The standard adult dose of NOLVADEX is: 20-40 mg orally once daily; for breast cancer, 20 mg/day. For adjuvant therapy, 20 mg/day for 5 years. For ductal carcinoma in situ, 20 mg/day for 5 years. For reduction of breast cancer incidence in high-risk women, 20 mg/day for 5 years.. The standard adult dose of MILOPHENE is: 1-2 mg/kg intravenously every 4 hours, not to exceed 100 mg per dose.. Dosing should always be individualized based on indication, renal and hepatic function, age, and other patient factors.
No direct drug-drug interaction has been formally documented between NOLVADEX and MILOPHENE in current clinical databases.
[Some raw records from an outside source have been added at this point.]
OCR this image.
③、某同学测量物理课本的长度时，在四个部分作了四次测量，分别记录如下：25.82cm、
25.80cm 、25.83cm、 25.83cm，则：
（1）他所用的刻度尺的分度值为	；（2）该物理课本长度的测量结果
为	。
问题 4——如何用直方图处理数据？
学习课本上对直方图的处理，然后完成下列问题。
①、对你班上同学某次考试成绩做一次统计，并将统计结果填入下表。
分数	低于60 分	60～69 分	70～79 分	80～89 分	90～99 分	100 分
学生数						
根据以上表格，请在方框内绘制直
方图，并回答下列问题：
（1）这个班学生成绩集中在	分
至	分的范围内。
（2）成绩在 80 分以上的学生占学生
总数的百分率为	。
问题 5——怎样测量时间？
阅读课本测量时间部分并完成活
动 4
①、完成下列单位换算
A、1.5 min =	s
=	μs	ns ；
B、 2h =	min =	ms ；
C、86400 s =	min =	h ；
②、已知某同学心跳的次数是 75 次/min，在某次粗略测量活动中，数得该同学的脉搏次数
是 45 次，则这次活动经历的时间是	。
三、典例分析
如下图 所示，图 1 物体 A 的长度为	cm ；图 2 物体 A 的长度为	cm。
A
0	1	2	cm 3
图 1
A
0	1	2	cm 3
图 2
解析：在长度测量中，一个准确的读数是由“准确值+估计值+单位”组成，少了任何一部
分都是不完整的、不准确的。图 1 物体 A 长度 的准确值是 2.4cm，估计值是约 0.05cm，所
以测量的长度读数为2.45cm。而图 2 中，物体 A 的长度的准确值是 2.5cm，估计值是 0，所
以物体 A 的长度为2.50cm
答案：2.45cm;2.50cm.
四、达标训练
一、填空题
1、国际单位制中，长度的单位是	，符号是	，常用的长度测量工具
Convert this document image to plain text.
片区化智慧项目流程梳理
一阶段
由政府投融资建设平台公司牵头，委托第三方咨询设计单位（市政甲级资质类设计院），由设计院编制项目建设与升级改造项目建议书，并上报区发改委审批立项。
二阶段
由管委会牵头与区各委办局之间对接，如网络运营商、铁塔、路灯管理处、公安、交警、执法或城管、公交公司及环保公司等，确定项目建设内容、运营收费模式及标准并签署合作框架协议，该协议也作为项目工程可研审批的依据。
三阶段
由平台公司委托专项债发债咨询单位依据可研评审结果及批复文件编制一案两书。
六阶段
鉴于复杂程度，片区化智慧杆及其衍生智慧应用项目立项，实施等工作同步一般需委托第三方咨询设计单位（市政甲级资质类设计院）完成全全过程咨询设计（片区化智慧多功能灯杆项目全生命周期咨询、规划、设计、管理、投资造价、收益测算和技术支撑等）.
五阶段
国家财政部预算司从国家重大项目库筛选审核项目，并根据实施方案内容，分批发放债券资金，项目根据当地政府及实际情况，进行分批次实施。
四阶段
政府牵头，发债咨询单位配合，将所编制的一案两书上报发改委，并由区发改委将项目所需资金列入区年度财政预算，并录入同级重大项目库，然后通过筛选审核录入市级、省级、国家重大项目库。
However, individual patient risk factors including other medications, organ function, and comorbidities should always be evaluated by a qualified healthcare provider.
The maternal-fetal safety profiles differ. NOLVADEX is classified as Category C. Nolvadex (tamoxifen) is classified as FDA Pregnancy Category D. There is positive evidence of human fetal risk based on adverse reaction data from investigational or marketing expe. MILOPHENE is classified as Category C. MILOPHENE is a dopamine agonist used for hyperprolactinemia. In the first trimester, there is limited human data but no evidence of increased major malformations. Risk cannot be co. Always consult a maternal-fetal medicine specialist before taking either drug during pregnancy or lactation.